Glaciers form from the build up of snow layers. The newly added snow will cause the bottom layers to compress and become ice.
When the weight of the glacier becomes to heavy it will start to slide away from its origin.
There exists two types of glaciers: Valley Glaciers and Continental Glaciers .
Valley Glaciers form in mountainous regions and are sometimes called alpine glaciers. They flow downhill following mountain valleys. The other type is called a Continental Glacier.
Continental glaciers are usually much larger and more slowly moving than valley glaciers. These glaciers can cover most of a continent.
Two very large continental glaciers are the Greenland and Antarctica glaciers (sometimes called ice sheets).
A glacier is another agent of erosion. When they pass over land they erode it and change the surface features.
They than carry the eroded material along and deposit it somewhere else.
The sheer size and weight of a glacier has the ability to move extremely large rocks, boulders and sediments.
Glaciers weather and erode solid rocks when glacial ice melts and re freezes inside of rock and cause them to crack.
These rock pieces can then be carried awy by the glacier one it starts to move, and can be deposited else where.
This is called plucking.
This results in boulders, sand and gravel being deposited on the sides of glaciers.
When the plucked rock is moved along by the glacier it scours and scrapes the land and soil below it. ( Like sandpaper)
Deep, long, parallel scars on rocks are called grooves.
Shallow marks on rocks are called striations.
Both of these marks indicate the direction the glacier was moving.
When glaciers begin to melt they can not carry as much sediment so it becomes deposited on the land.
This melting of a glacier is called retreat, and the sediments that are left behind are called till deposits, and they can cover huge areas of land.

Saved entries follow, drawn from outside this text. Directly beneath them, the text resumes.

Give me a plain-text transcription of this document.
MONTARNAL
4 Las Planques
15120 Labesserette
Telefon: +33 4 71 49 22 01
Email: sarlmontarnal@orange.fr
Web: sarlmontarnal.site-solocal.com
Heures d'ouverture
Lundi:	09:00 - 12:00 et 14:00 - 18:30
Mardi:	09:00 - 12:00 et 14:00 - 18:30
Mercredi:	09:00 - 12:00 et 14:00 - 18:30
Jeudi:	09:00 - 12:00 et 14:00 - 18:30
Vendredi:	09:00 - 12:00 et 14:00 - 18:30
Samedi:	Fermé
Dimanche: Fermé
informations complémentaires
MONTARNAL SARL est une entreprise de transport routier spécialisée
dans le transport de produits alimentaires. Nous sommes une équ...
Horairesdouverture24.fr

Till deposits are very fertile responsible for a lot of farm land in Iowa and Montana, Ohio, and Indiana.
Moraines and Outwashes & Eskers
A moraine is a large pile of deposited sediments that has built up at the front of a glacier. Picture a big pile of dirt that has been moved by a bulldozer.
Outwash is the material deposited by the melt water of a glacier. Usually beyond the end of the glacier.
An esker is a type of outwash. It is a winding ridge of sand and gravel left behind by a glacier. Form around bodies of meltwater.
Evidence of Valley glaciers
In mountains they cause bowl shaped basins, called cirques.
An arete is formed when 2 valley glaciers erode a mountain along a ridge.
A horn, or a sharp peak of a mountain is formed when a glacier erodes a mountain in several different directions.